Benchmark : Performance comparisons of various Filesystems under Linux

January 14, 2006
If you are asked to list the types of filesystems supported in Linux, I am sure you will be able to list quite a few of them. But when it comes to listing the pros and cons with respect to the performance of these filesystems in Linux, one is not so sure right? This may be because not many have benchmarked these filesystems and published their findings online.

Now things have changed though, because Justin Piszcz has written a two part series listing his findings regarding how each filesystem fared performance wise under Linux. He has published his findings for Linux kernel 2.4 as well as 2.6 .

The filesystems that were included in the benchmark were EXT2, EXT3, JFS, ReiserFS v3, ReiserFS v4 and XFS . To arrive at a conclusion, he performed 17 different tests which included creating 1000's of files on the filesystem and cat'ing a huge file (1 GB) to /dev/null among other things.

So what is the verdict ?
The author has concluded that XFS is the best filesystem in terms of performance and scalability though JFS has improved in some of the tests. And the surprise of all, ReiserFS is the slowest in most of the tests. But I think it would be prudent to read the article first and arrive at your own conclusions.


  • kOoLiNuS

    and you what fs are using ?

    personally I always go with an ext3 /boot and a reiser / .... but they have always been laptop or personal machines ....

  • Ravi

    I have been using ext3 all the while. But I started using ext2 first and switched to ext3. Many times I have thought of changing my filesystem to reiserfs after reading positive reviews in various forums but for now, I am sticking to my present filesystem.

    Frankly, I do not think any of these will have a telling effect on ones desktop system. It might be relevent in production systems but on personal desktop computers, any of these will do the job efficiently.

  • I usually use reiserfs, simply because it was the first I really used, it works (I imagine though just as well as the others) and because I know how to recover deleted files in it. I once did a recursive rm on / and then tried to see how much of the system could be saved using a livecd.
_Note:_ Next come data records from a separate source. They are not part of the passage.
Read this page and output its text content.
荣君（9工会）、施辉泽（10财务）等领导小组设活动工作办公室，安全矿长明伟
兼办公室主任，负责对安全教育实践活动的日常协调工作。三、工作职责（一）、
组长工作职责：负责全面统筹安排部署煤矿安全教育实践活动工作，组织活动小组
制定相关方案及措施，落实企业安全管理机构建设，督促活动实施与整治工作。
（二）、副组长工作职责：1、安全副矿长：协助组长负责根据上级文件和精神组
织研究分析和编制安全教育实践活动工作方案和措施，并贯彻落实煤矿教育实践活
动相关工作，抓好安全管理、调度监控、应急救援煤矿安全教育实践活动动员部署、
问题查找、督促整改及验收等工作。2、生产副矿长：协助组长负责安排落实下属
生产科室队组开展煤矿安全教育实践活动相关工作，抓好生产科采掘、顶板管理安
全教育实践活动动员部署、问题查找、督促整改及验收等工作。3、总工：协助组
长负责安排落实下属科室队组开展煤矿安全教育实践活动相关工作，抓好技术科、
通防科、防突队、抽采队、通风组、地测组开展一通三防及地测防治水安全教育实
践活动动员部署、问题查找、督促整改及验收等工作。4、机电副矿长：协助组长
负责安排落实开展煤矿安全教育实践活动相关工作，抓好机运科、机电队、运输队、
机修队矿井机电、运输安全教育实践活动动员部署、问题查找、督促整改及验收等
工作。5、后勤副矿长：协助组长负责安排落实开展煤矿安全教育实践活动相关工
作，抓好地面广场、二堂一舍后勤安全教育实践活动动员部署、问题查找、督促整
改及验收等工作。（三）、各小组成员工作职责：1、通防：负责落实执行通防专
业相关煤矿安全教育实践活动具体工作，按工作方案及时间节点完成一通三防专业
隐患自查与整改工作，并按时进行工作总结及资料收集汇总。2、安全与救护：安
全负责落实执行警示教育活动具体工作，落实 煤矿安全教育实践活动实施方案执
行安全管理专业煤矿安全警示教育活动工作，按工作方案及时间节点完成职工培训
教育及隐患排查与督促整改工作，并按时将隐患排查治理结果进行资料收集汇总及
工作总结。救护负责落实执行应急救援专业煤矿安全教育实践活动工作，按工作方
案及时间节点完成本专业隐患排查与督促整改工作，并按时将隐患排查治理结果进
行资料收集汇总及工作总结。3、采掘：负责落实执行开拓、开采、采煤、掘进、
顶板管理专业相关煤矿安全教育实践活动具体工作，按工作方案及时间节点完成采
    # reiserfsck --rebuilt-tree -S -l /dev/hda#

    Where # of course is the partition number you're trying to check. This recovered about 75-80% of my files. I haven't gone out of my way to learn too much more, so I can't say I know how good the others are. :o)

  • A number of filesystems tested (think: ReiserFS, Reiser4) were crippled by the bizarrely underpowered CPU (500 MHz).

    On a more modern/realistic setup the test results would have been rather different.

    The tests are good for what they are; but billing them as "comparisons of various filesystems under linux" implies that the test system is a reasonably current machines. It isn't. It's a 500 MHz sloth with 200 GB drives that became affordable months or years after CPUs of that speed stopped being produced.